Capital Celluloid - Day 217: Sunday August 7

2001: A Space Odyssey (Kubrick, 1968): Royal Observatory, Greenwich Park, 9pm

Going to the cinema does not have to entail driving to the out-of-town multiplex or even to any sort of picture house at all these days. There are plenty of pubs and clubs putting on films while the pop-up cinema phenomenon is becoming far more prevalent in the movie listings. The Nomad Cinema, run by the people at the excellent Lexi Cinema in Kensal Green, is the most adventurous of the pop-up brigade and tonight's screening of 2001 at the Royal Observatory in Greenwich Park is typically innovative of the Nomad and Lexi partnership.

Chicago Reader review:

'Seeing this 1968 masterpiece in 70-millimeter, digitally restored and with remastered sound, provides an ideal opportunity to rediscover this mind-blowing myth of origin as it was meant to be seen and heard, an experience no video setup, no matter how elaborate, could ever begin to approach.

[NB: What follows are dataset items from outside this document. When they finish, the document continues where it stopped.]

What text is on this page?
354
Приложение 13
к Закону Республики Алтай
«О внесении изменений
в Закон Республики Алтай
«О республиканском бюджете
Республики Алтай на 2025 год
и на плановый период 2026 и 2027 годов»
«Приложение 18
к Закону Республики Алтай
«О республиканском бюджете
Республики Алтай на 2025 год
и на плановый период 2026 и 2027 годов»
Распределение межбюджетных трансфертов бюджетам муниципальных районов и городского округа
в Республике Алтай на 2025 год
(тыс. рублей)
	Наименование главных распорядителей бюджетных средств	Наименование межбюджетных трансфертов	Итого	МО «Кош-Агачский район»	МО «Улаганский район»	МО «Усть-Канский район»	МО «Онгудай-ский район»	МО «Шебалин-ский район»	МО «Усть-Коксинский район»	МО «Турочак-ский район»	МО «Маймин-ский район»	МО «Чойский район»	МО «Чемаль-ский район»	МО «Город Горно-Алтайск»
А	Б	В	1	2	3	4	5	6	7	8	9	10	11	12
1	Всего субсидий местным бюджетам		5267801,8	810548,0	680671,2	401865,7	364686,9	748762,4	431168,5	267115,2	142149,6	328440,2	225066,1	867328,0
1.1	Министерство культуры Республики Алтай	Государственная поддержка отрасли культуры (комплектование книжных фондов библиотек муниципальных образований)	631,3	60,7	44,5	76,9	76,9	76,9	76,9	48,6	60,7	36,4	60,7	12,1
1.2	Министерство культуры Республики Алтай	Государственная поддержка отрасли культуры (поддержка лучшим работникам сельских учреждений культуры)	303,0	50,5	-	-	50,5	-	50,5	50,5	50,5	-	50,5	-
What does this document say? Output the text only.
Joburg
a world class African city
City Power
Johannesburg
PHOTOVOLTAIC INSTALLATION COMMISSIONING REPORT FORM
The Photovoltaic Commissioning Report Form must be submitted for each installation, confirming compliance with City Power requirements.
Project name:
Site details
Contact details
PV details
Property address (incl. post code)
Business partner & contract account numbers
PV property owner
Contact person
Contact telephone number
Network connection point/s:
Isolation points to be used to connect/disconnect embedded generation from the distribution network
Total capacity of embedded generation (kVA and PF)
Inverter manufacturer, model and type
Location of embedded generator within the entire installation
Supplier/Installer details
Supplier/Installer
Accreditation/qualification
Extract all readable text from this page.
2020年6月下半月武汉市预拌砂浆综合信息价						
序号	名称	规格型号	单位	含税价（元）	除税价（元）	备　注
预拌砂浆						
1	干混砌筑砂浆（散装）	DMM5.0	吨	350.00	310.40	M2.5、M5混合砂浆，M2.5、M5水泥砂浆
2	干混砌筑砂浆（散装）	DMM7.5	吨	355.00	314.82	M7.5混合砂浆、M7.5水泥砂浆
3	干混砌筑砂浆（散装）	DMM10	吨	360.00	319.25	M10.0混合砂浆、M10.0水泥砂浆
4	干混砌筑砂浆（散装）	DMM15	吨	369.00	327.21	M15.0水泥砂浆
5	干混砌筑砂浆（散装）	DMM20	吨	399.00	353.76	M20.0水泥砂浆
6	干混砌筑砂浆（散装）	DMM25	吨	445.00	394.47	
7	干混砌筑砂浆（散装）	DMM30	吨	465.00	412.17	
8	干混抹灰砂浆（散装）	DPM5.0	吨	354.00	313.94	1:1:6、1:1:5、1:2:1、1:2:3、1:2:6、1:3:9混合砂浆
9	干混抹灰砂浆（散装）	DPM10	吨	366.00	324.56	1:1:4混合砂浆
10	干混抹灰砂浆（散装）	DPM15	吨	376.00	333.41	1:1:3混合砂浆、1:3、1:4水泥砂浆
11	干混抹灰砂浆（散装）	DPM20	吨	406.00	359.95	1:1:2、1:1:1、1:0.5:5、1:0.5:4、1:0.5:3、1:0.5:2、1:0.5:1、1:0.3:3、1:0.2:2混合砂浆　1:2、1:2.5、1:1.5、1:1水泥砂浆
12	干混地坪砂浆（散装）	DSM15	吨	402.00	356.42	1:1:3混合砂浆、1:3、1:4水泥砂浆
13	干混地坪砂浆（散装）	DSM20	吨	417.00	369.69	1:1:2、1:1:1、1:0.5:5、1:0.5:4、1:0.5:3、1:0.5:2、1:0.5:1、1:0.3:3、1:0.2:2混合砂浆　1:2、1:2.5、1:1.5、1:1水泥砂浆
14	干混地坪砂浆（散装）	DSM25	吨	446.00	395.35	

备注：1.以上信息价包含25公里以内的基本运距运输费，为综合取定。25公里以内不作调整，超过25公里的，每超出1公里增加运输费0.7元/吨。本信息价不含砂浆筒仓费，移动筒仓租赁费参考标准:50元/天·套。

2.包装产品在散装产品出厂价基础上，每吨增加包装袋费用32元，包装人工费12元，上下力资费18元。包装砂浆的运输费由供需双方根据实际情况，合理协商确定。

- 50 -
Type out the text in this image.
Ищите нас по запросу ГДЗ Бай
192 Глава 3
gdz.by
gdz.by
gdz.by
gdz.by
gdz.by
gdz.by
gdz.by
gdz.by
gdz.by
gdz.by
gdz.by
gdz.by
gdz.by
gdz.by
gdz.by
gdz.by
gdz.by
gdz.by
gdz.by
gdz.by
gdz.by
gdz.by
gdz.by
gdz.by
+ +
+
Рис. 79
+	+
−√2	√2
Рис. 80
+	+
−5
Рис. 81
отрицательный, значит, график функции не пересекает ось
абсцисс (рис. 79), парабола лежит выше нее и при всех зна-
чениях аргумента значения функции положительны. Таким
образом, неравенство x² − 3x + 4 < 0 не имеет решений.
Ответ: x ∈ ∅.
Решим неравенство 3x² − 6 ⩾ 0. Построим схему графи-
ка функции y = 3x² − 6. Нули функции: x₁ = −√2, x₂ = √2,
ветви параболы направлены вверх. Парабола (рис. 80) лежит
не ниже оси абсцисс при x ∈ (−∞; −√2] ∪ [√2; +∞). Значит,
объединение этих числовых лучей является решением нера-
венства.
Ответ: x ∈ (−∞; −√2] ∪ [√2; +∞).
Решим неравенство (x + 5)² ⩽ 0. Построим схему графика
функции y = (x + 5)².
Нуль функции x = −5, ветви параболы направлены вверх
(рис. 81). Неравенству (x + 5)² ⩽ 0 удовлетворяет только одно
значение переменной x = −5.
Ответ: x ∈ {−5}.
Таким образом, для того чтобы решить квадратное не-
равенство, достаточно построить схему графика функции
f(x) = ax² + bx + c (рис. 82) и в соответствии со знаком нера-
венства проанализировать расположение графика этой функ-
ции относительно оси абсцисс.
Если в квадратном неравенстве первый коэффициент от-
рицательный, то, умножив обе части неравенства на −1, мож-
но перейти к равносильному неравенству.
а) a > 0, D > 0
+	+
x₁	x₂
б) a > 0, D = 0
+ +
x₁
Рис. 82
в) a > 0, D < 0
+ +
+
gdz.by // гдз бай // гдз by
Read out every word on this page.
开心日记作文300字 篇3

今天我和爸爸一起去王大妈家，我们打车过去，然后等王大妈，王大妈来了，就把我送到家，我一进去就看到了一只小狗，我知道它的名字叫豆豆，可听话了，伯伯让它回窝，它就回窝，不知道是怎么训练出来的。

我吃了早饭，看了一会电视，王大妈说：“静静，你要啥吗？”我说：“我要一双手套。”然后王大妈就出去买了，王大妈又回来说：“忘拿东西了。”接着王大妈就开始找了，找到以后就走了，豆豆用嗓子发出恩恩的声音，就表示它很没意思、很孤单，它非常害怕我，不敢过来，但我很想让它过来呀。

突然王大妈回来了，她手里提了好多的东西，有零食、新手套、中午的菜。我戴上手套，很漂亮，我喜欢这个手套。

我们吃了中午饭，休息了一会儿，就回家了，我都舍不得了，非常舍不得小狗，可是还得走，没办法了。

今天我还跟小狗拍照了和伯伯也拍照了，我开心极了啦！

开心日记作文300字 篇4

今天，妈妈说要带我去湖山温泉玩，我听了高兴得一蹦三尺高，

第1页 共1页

The film remains threatening to contemporary studiothink in many important ways: Its special effects are used so seamlessly as part of an overall artistic strategy that, as critic Annette Michelson has pointed out, they don't even register as such. Dialogue plays a minimal role, yet the plot encompasses the history of mankind (a province of SF visionary Olaf Stapledon, who inspired Kubrick's cowriter, Arthur C. Clarke). And, like its flagrantly underrated companion piece, A.I. Artificial Intelligence, it meditates at length on the complex relationship between humanity and technology—not only the human qualities that we ascribe to machines but also the programming we knowingly or unknowingly submit to. The film's projections of the cold war and antiquated product placements may look quaint now, but the poetry is as hard-edged and full of wonder as ever.' 139 min.